Our lives begin to end the day we become silent about things that matter.” - Martin Luther King, Jr.

Sunday, June 22, 2008

Mooresville water customers respond overwhelmingly to town's plea to conserve water

Mooresville water customers used almost 1 million gallons of water less yesterday than last Saturday, in response to the town's plea to conserve water after two of our three raw-water intake pumps malfunctioned.

Water demand was 3.694 million gallons yesterday, down from 4.522 million gallons last Saturday.

Town staff says the water treatment plant is in "good shape." Elevated storage tank levels are above the town's normal target levels -- 90 to 95 percent full -- and are higher now than this time last weekend.

The town currently has about 12 million gallons of treated water in storage and 4 million gallons of raw water in reserves that can be treated if necessary.

The only pump that is currently working -- which can draw 3.6 million gallons of raw water a day from Lake Norman into the town's water treatment plant -- continues to operate efficiently.

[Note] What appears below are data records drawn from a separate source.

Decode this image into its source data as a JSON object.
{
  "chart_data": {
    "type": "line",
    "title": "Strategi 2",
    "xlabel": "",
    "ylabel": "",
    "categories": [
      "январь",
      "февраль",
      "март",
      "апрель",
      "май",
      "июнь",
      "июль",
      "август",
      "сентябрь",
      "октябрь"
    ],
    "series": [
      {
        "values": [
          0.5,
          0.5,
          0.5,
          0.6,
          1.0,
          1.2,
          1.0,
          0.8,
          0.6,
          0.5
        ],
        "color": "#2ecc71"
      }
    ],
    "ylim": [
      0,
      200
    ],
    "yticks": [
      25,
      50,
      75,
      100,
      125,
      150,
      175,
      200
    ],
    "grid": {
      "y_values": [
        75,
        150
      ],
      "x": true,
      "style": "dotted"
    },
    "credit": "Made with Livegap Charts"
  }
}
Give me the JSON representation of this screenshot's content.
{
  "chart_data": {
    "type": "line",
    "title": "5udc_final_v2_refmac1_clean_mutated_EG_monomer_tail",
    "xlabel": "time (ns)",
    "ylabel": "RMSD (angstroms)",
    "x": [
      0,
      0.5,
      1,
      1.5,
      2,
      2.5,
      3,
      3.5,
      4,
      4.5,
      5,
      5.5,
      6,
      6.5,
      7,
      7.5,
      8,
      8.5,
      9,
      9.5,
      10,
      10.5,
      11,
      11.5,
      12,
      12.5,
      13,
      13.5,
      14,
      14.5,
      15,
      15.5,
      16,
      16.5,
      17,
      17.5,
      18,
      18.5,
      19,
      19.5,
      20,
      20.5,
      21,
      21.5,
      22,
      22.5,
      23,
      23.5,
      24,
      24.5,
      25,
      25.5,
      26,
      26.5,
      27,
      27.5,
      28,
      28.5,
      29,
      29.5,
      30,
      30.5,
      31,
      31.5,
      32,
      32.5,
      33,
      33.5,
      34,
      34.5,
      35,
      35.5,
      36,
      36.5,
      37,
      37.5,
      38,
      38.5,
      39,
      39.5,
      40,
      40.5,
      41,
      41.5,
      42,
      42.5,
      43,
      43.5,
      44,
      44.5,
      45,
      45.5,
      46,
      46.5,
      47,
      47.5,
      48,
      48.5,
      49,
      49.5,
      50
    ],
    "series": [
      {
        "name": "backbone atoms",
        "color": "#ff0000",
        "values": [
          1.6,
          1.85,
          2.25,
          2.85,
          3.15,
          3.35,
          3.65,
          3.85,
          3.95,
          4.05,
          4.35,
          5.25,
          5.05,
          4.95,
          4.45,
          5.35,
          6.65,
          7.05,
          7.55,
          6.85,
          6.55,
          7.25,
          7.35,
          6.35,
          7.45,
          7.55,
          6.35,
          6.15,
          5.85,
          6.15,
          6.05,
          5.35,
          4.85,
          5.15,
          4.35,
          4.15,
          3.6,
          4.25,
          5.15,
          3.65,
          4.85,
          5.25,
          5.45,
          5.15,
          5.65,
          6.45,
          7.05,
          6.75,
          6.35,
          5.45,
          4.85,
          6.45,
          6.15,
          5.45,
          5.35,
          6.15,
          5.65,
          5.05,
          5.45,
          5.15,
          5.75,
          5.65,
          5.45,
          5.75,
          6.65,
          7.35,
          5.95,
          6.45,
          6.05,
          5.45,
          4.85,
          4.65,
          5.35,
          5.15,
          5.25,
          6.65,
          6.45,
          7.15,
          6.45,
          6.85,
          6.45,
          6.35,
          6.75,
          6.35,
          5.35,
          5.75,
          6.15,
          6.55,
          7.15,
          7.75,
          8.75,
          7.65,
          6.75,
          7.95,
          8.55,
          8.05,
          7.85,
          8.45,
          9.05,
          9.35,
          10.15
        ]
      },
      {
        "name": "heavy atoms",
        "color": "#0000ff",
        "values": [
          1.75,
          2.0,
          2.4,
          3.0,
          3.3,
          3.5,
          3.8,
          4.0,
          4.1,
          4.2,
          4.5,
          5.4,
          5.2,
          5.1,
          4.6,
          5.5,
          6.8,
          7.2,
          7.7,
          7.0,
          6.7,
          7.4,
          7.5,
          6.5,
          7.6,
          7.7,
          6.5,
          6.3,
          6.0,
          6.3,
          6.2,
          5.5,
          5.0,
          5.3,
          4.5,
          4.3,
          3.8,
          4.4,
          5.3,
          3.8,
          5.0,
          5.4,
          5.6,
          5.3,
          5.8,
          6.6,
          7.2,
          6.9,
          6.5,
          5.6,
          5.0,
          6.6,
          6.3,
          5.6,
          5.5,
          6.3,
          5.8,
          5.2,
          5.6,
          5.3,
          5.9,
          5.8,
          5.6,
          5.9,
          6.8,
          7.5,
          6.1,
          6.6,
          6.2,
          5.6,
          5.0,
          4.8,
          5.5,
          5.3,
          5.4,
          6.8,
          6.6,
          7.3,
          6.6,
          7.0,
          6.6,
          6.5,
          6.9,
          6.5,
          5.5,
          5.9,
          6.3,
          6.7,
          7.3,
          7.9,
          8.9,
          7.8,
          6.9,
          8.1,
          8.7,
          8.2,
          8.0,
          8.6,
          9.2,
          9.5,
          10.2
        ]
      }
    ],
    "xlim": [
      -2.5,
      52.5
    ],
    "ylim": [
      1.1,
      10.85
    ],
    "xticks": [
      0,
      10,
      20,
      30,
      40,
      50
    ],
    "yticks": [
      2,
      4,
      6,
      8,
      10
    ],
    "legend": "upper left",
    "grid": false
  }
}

Town staff has said it anticipates having the pumps repaired and installed by late tomorrow (not later today, as I originally posted).

4 comments:

Anonymous said...

You know everything would work out OK. It had to with the Mayor and Erskine out of town. We would be better off if they both would stay gone.
Wonder how much Erskine spent at the high price Grove Park Inn on his "working" vacation. You need to check on this Jamie.
Also the Mayor Pro Tem sent out a recorded message that's more than the Mayor would have done.

Anonymous said...

Well mayor pro-tem is just as big a crook as the mayor, he was just trying to suck-up! And make himself look good in light of the recent events, (M-I Conn, lobbyist crap & DARE officer firing.) He needs to stand up and be a man of integrity.

Anonymous said...

I bet you Jimmy McKnights next commission check that if Freight Liner was annoncing a new corporate office in Mooresville our illustrious Mayor would have found a way to put his name / face / voice on the story. But bad news. . . . uh, no thanks, let someone else do it. Don't want my hands to get dirty.

What a wimp.

Anonymous said...

Has anyone given any thoughts to what would happen if our homes or business caught on fire? Could a tanker possibly provide the needed water power? Its a scary thought.